Second, I consider the problem of segmenting images in a weakly supervised image collection. Here, we are given a collection of images all belonging to the same object category and the goal is to jointly segment the common object from all the images. For this, I develop a stagewise active approach to segmentation propagation: in each stage, the images that appear most valuable for human annotation are actively determined and labeled by human annotators, then the foreground estimates are revised in all unlabeled images accordingly. In order to identify images that, once annotated, will propagate well to other examples, I introduce an active selection procedure that operates on the joint segmentation graph over all images. It prioritizes human intervention for those images that are uncertain and influential in the graph, while also mutually diverse. Building on this, I also introduce the problem of measuring compatibility between image pairs for joint segmentation. I show that restricting the joint segmentation to only compatible image pairs results in an improved joint segmentation performance.
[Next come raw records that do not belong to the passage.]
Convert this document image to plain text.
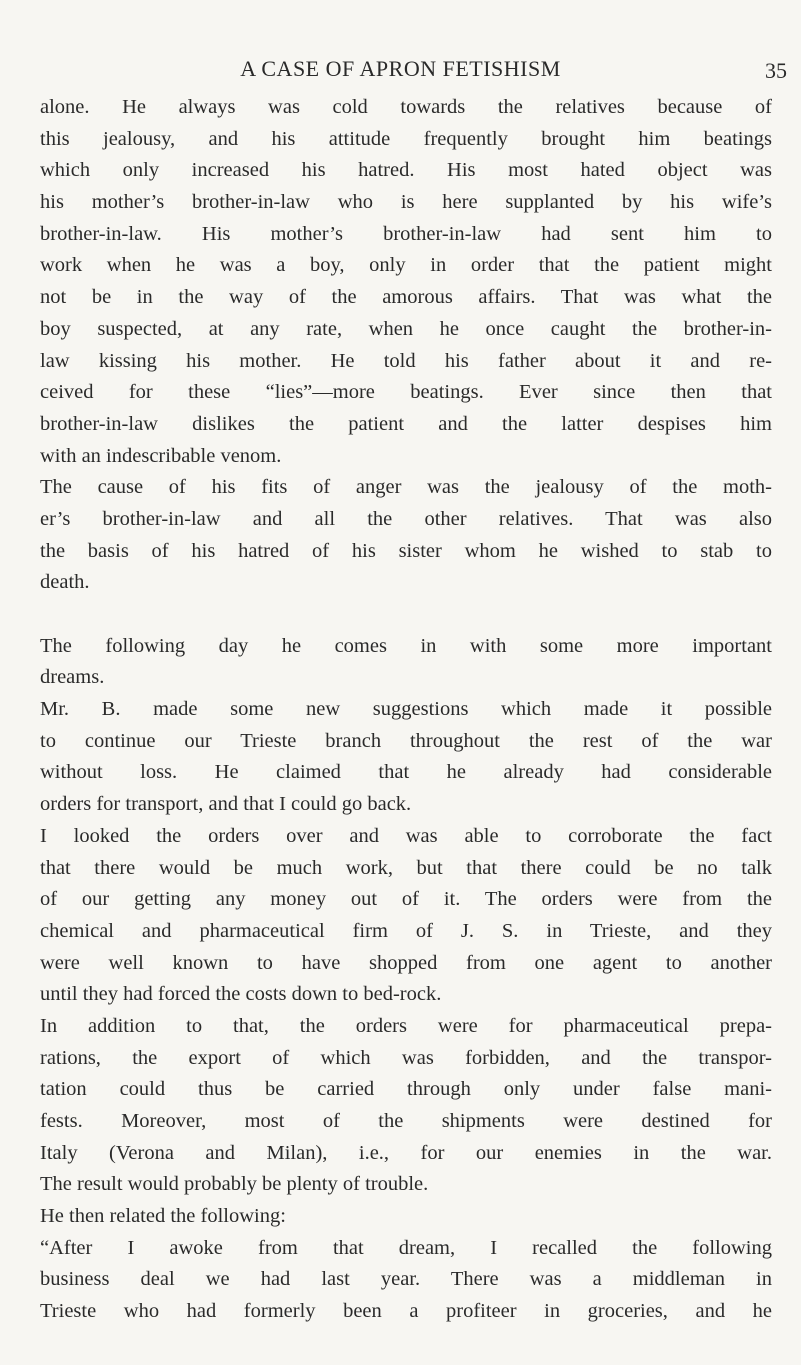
A CASE OF APRON FETISHISM	35
alone. He always was cold towards the relatives because of
this jealousy, and his attitude frequently brought him beatings
which only increased his hatred. His most hated object was
his mother’s brother-in-law who is here supplanted by his wife’s
brother-in-law. His mother’s brother-in-law had sent him to
work when he was a boy, only in order that the patient might
not be in the way of the amorous affairs. That was what the
boy suspected, at any rate, when he once caught the brother-in-
law kissing his mother. He told his father about it and re-
ceived for these “lies”—more beatings. Ever since then that
brother-in-law dislikes the patient and the latter despises him
with an indescribable venom.
The cause of his fits of anger was the jealousy of the moth-
er’s brother-in-law and all the other relatives. That was also
the basis of his hatred of his sister whom he wished to stab to
death.
The following day he comes in with some more important
dreams.
Mr. B. made some new suggestions which made it possible
to continue our Trieste branch throughout the rest of the war
without loss. He claimed that he already had considerable
orders for transport, and that I could go back.
I looked the orders over and was able to corroborate the fact
that there would be much work, but that there could be no talk
of our getting any money out of it. The orders were from the
chemical and pharmaceutical firm of J. S. in Trieste, and they
were well known to have shopped from one agent to another
until they had forced the costs down to bed-rock.
In addition to that, the orders were for pharmaceutical prepa-
rations, the export of which was forbidden, and the transpor-
tation could thus be carried through only under false mani-
fests. Moreover, most of the shipments were destined for
Italy (Verona and Milan), i.e., for our enemies in the war.
The result would probably be plenty of trouble.
He then related the following:
“After I awoke from that dream, I recalled the following
business deal we had last year. There was a middleman in
Trieste who had formerly been a profiteer in groceries, and he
Finally, I propose a semi-supervised approach for segmentation propagation in video. Given human supervision in some frames of a video, this information can be propagated through time. The main challenge is that the foreground object may move quickly in the scene at the same time its appearance and shape evolves over time. To address this, I propose a higher order supervoxel label consistency potential which leverages bottom-up supervoxels to enforce long-range temporal consistency during propagation. I also introduce the notion of a generic pixel-level objectness in images and videos by training a deep neural network which uses appearance and motion to automatically assign a score to each pixel capturing its likelihood to be an "object" or "background". I show that the human guidance in the semi-supervised propagation algorithm can be further augmented with the generic pixel-objectness scores to obtain an even more accurate foreground segmentation in videos.

Throughout, I provide extensive evaluation on challenging datasets and also compare with many state-of-the-art methods and other baselines validating the strengths of proposed algorithms. The outcomes across several different experiments show that the proposed human-machine collaboration algorithms achieve accurate segmentation of foreground objects in images and videos while saving a large amount of human annotation effort.